Applying as an International Student to NYU’s Campus in New York
Like New York City, NYU’s New York campus is home to people from all over the world. In fact, our student body is comprised of students from more than 90 countries! No matter where they apply from, every NYU applicant is held to the same admissions standards, and generally follows the same application steps.
To apply to NYU’s New York campus, use one of these guides:
Please allow extra time when mailing hard copies of diplomas, transcripts, and other admissions supporting documents from outside the U.S.
As part of the admissions process, some applicants may be asked to attend a candidate weekend or take part in a face-to-face, phone, or video interview.
Submitting Standardized Tests
SAT, ACT, and IB results are not the only way to satisfy your standardized testing requirement. You can also take a regional or national exam. We recognize dozens from around the world — and the list is getting longer. In addition, some applicants may also need to provide proof of English language proficiency.
Financing your Education
Financial aid is available only for incoming freshman and not available for transfer applicants. If you are admitted you must submit a certification of finances showing you’ll be able to fund your four years of study.

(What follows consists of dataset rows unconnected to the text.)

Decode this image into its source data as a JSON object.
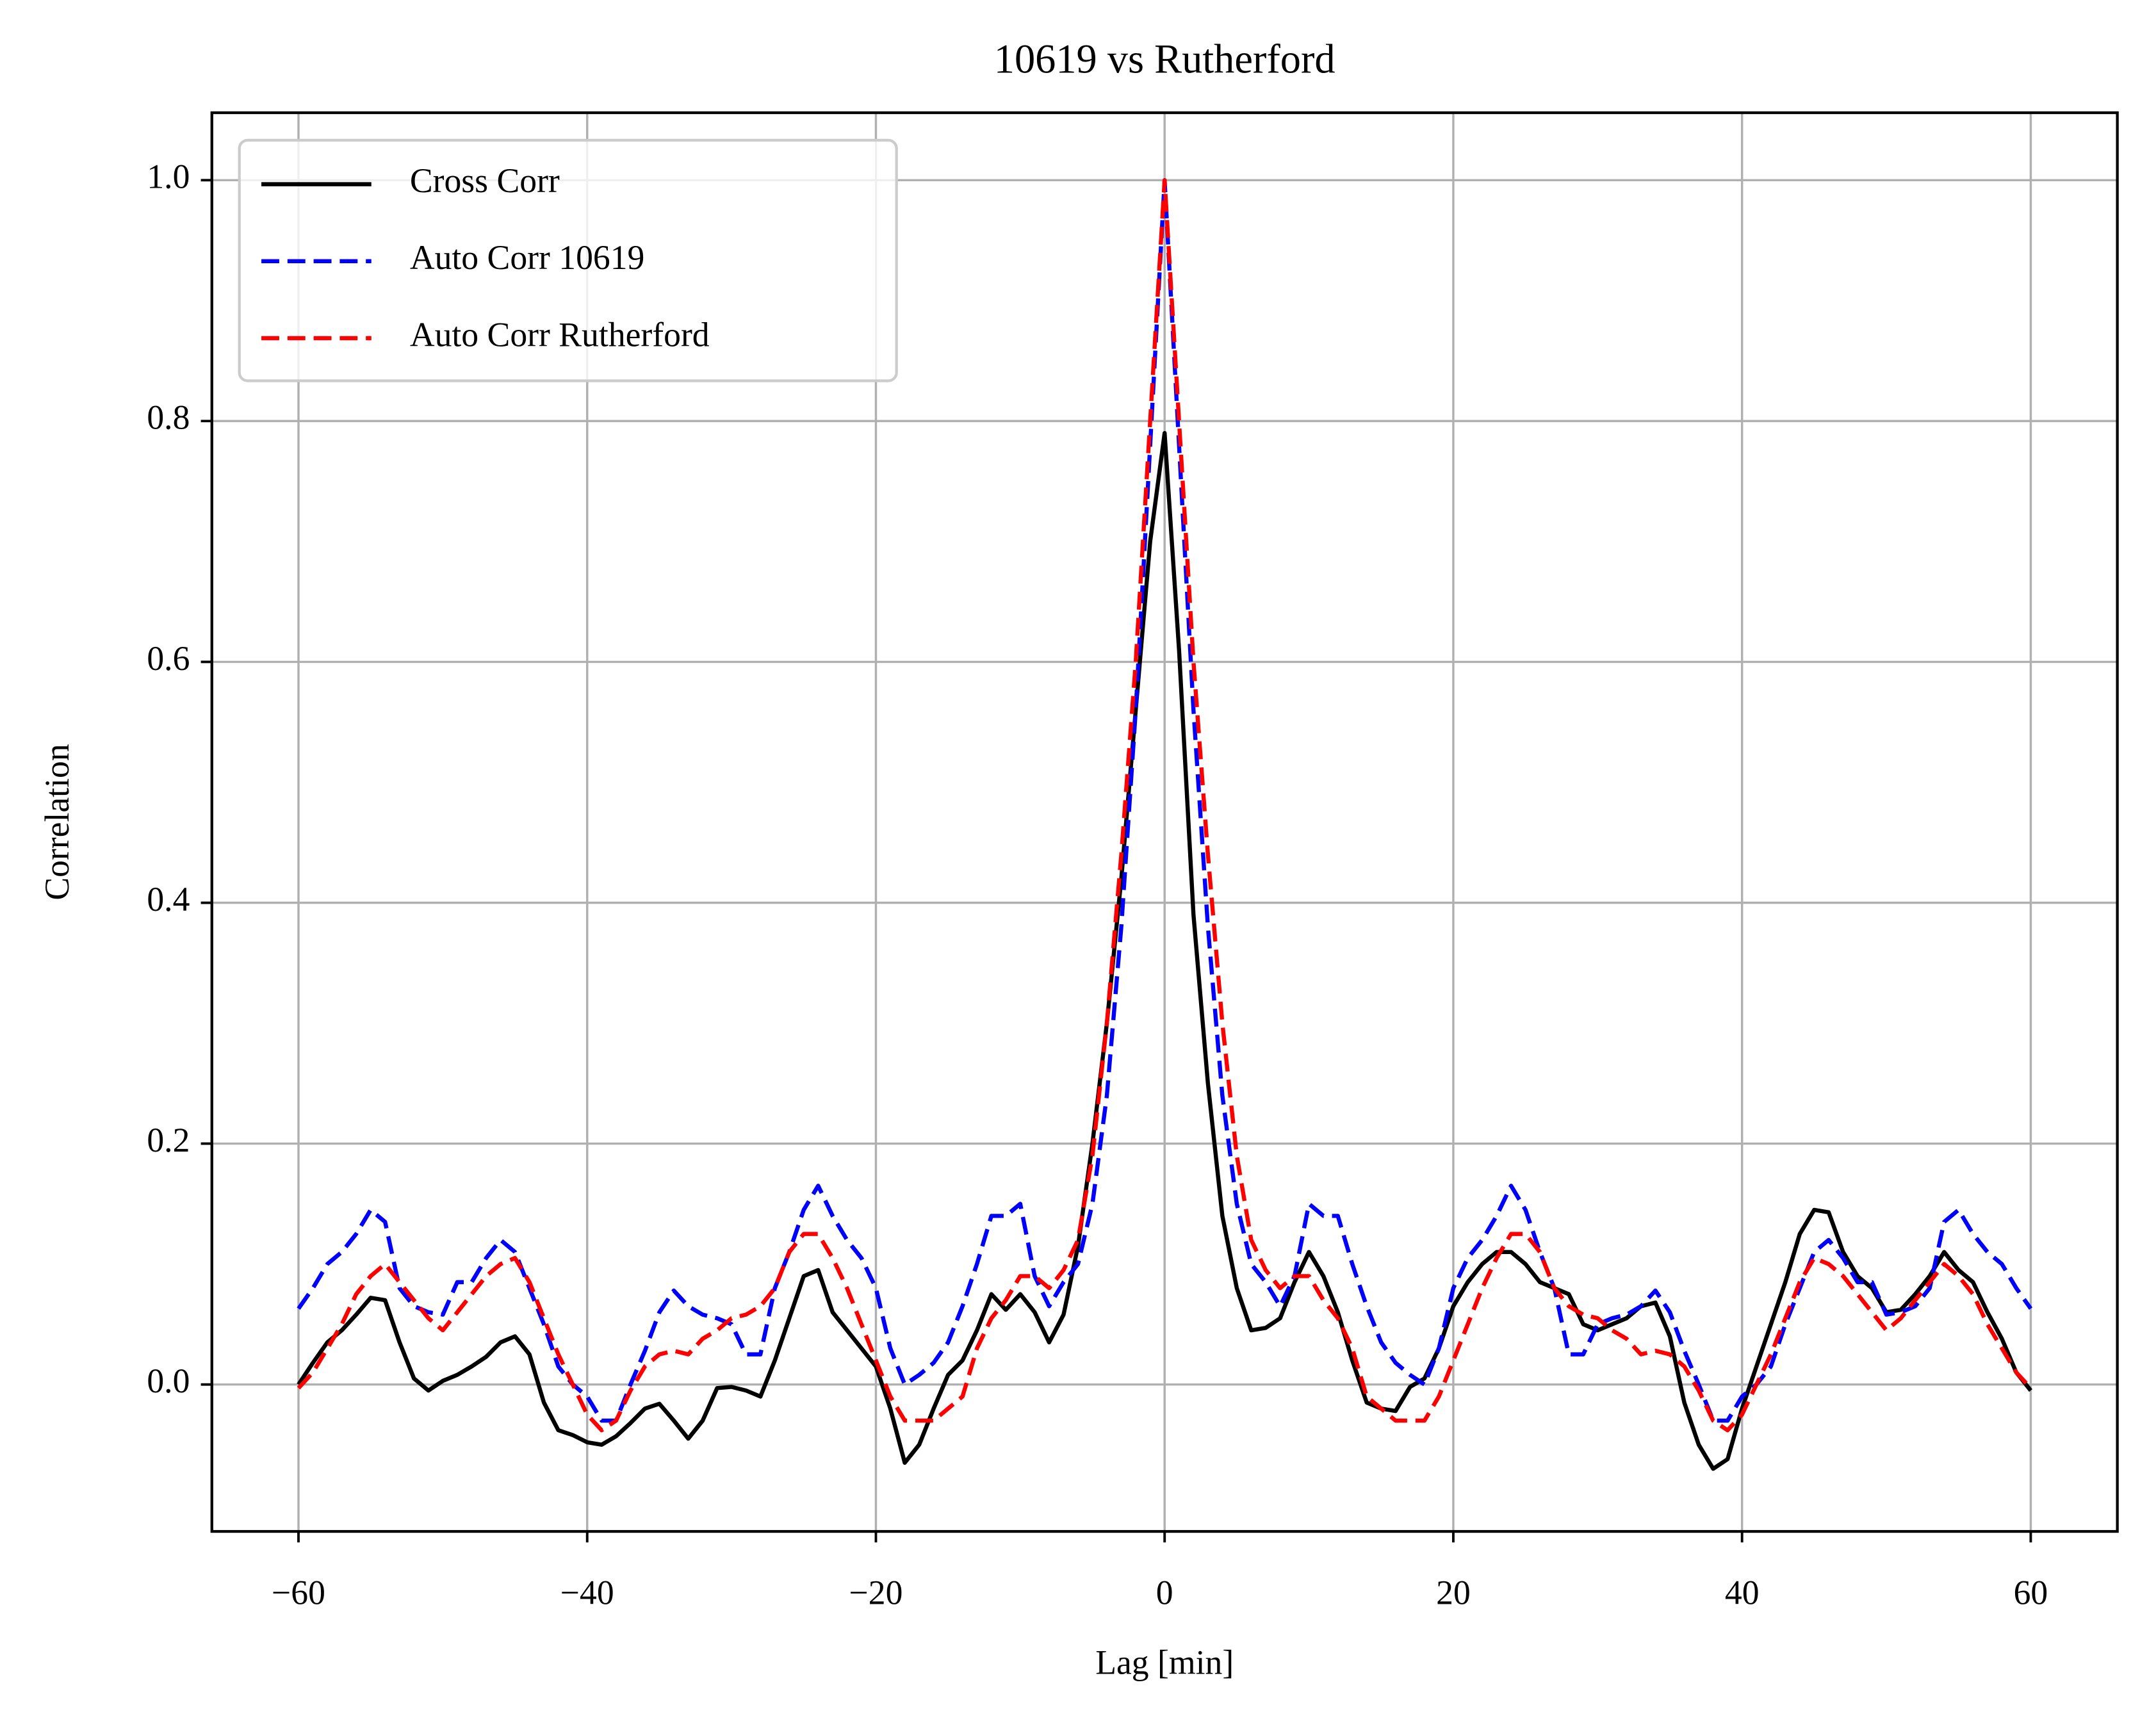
{
  "chart_data": {
    "type": "line",
    "title": "10619 vs Rutherford",
    "x_label": "Lag [min]",
    "y_label": "Correlation",
    "grid": true,
    "legend": "upper left",
    "xlim": [
      -66,
      66
    ],
    "ylim": [
      -0.122,
      1.056
    ],
    "xticks": [
      {
        "value": -60,
        "label": "−60"
      },
      {
        "value": -40,
        "label": "−40"
      },
      {
        "value": -20,
        "label": "−20"
      },
      0,
      20,
      40,
      60
    ],
    "yticks": [
      {
        "value": 0,
        "label": "0.0"
      },
      0.2,
      0.4,
      0.6,
      0.8,
      {
        "value": 1,
        "label": "1.0"
      }
    ],
    "x": [
      -60,
      -59,
      -58,
      -57,
      -56,
      -55,
      -54,
      -53,
      -52,
      -51,
      -50,
      -49,
      -48,
      -47,
      -46,
      -45,
      -44,
      -43,
      -42,
      -41,
      -40,
      -39,
      -38,
      -37,
      -36,
      -35,
      -34,
      -33,
      -32,
      -31,
      -30,
      -29,
      -28,
      -27,
      -26,
      -25,
      -24,
      -23,
      -22,
      -21,
      -20,
      -19,
      -18,
      -17,
      -16,
      -15,
      -14,
      -13,
      -12,
      -11,
      -10,
      -9,
      -8,
      -7,
      -6,
      -5,
      -4,
      -3,
      -2,
      -1,
      0,
      1,
      2,
      3,
      4,
      5,
      6,
      7,
      8,
      9,
      10,
      11,
      12,
      13,
      14,
      15,
      16,
      17,
      18,
      19,
      20,
      21,
      22,
      23,
      24,
      25,
      26,
      27,
      28,
      29,
      30,
      31,
      32,
      33,
      34,
      35,
      36,
      37,
      38,
      39,
      40,
      41,
      42,
      43,
      44,
      45,
      46,
      47,
      48,
      49,
      50,
      51,
      52,
      53,
      54,
      55,
      56,
      57,
      58,
      59,
      60
    ],
    "series": [
      {
        "name": "Cross Corr",
        "color": "#000000",
        "dash": "solid",
        "values": [
          0.0,
          0.018,
          0.035,
          0.045,
          0.058,
          0.072,
          0.07,
          0.035,
          0.005,
          -0.005,
          0.003,
          0.008,
          0.015,
          0.023,
          0.035,
          0.04,
          0.025,
          -0.015,
          -0.038,
          -0.042,
          -0.048,
          -0.05,
          -0.043,
          -0.032,
          -0.02,
          -0.016,
          -0.03,
          -0.045,
          -0.03,
          -0.003,
          -0.002,
          -0.005,
          -0.01,
          0.02,
          0.055,
          0.09,
          0.095,
          0.06,
          0.045,
          0.03,
          0.015,
          -0.02,
          -0.065,
          -0.05,
          -0.02,
          0.008,
          0.02,
          0.045,
          0.075,
          0.062,
          0.075,
          0.06,
          0.035,
          0.058,
          0.115,
          0.2,
          0.3,
          0.42,
          0.56,
          0.7,
          0.79,
          0.61,
          0.39,
          0.25,
          0.14,
          0.08,
          0.045,
          0.047,
          0.055,
          0.085,
          0.11,
          0.09,
          0.06,
          0.02,
          -0.015,
          -0.02,
          -0.022,
          -0.002,
          0.005,
          0.03,
          0.065,
          0.085,
          0.1,
          0.11,
          0.11,
          0.1,
          0.085,
          0.08,
          0.075,
          0.05,
          0.045,
          0.05,
          0.055,
          0.065,
          0.068,
          0.04,
          -0.015,
          -0.05,
          -0.07,
          -0.062,
          -0.02,
          0.015,
          0.05,
          0.085,
          0.125,
          0.145,
          0.143,
          0.11,
          0.09,
          0.08,
          0.06,
          0.062,
          0.075,
          0.09,
          0.11,
          0.095,
          0.085,
          0.06,
          0.038,
          0.01,
          -0.005
        ]
      },
      {
        "name": "Auto Corr 10619",
        "color": "#0000ff",
        "dash": "dashed",
        "values": [
          0.063,
          0.08,
          0.1,
          0.11,
          0.125,
          0.145,
          0.135,
          0.08,
          0.065,
          0.06,
          0.058,
          0.085,
          0.085,
          0.105,
          0.12,
          0.11,
          0.08,
          0.05,
          0.015,
          0.0,
          -0.01,
          -0.03,
          -0.03,
          0.0,
          0.028,
          0.06,
          0.078,
          0.065,
          0.058,
          0.055,
          0.05,
          0.025,
          0.025,
          0.08,
          0.11,
          0.145,
          0.165,
          0.14,
          0.12,
          0.105,
          0.08,
          0.03,
          0.0,
          0.008,
          0.018,
          0.035,
          0.065,
          0.1,
          0.14,
          0.14,
          0.15,
          0.09,
          0.065,
          0.085,
          0.1,
          0.15,
          0.24,
          0.38,
          0.56,
          0.78,
          1.0,
          0.78,
          0.56,
          0.38,
          0.24,
          0.15,
          0.1,
          0.085,
          0.065,
          0.09,
          0.15,
          0.14,
          0.14,
          0.1,
          0.065,
          0.035,
          0.018,
          0.008,
          0.0,
          0.03,
          0.08,
          0.105,
          0.12,
          0.14,
          0.165,
          0.145,
          0.11,
          0.08,
          0.025,
          0.025,
          0.05,
          0.055,
          0.058,
          0.065,
          0.078,
          0.06,
          0.028,
          0.0,
          -0.03,
          -0.03,
          -0.01,
          0.0,
          0.015,
          0.05,
          0.08,
          0.11,
          0.12,
          0.105,
          0.085,
          0.085,
          0.058,
          0.06,
          0.065,
          0.08,
          0.135,
          0.145,
          0.125,
          0.11,
          0.1,
          0.08,
          0.063
        ]
      },
      {
        "name": "Auto Corr Rutherford",
        "color": "#ff0000",
        "dash": "dashed",
        "values": [
          -0.003,
          0.01,
          0.03,
          0.05,
          0.075,
          0.09,
          0.1,
          0.085,
          0.07,
          0.055,
          0.045,
          0.06,
          0.075,
          0.09,
          0.1,
          0.105,
          0.085,
          0.055,
          0.025,
          0.0,
          -0.025,
          -0.038,
          -0.03,
          -0.005,
          0.015,
          0.025,
          0.028,
          0.025,
          0.038,
          0.045,
          0.055,
          0.058,
          0.065,
          0.08,
          0.11,
          0.125,
          0.125,
          0.105,
          0.08,
          0.05,
          0.02,
          -0.01,
          -0.03,
          -0.03,
          -0.03,
          -0.02,
          -0.01,
          0.03,
          0.055,
          0.07,
          0.09,
          0.09,
          0.08,
          0.095,
          0.12,
          0.19,
          0.3,
          0.44,
          0.6,
          0.8,
          1.0,
          0.8,
          0.6,
          0.44,
          0.3,
          0.19,
          0.12,
          0.095,
          0.08,
          0.09,
          0.09,
          0.07,
          0.055,
          0.03,
          -0.01,
          -0.02,
          -0.03,
          -0.03,
          -0.03,
          -0.01,
          0.02,
          0.05,
          0.08,
          0.105,
          0.125,
          0.125,
          0.11,
          0.08,
          0.065,
          0.058,
          0.055,
          0.045,
          0.038,
          0.025,
          0.028,
          0.025,
          0.015,
          -0.005,
          -0.03,
          -0.038,
          -0.025,
          0.0,
          0.025,
          0.055,
          0.085,
          0.105,
          0.1,
          0.09,
          0.075,
          0.06,
          0.045,
          0.055,
          0.07,
          0.085,
          0.1,
          0.09,
          0.075,
          0.05,
          0.03,
          0.01,
          -0.003
        ]
      }
    ]
  }
}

Depending on your status, here are some things to plan for:
- Fill out the NYU Application for Certificate of Eligibility (AFCOE) online after you’re admitted to the university and pay your enrollment deposit. Submit supporting documents as well. This must be done before you’re issued a student visa (Form I-20) or exchange visitor visa (Form DS-2019).
- If you expect to use savings, parental support, outside private or government scholarships, or any combination of these to finance your studies, you’ll need to send official letters or similar certificates as proof of such support. Include your name and date of birth on each document.
- If you’re in the U.S. at the time of your admission, you’ll need to submit a copy of your I-94 card.
- Students who hold a F-1 or J-1 student visa are generally not allowed to work in the U.S. to help pay for their education and are required to pursue a full-time course load each semester.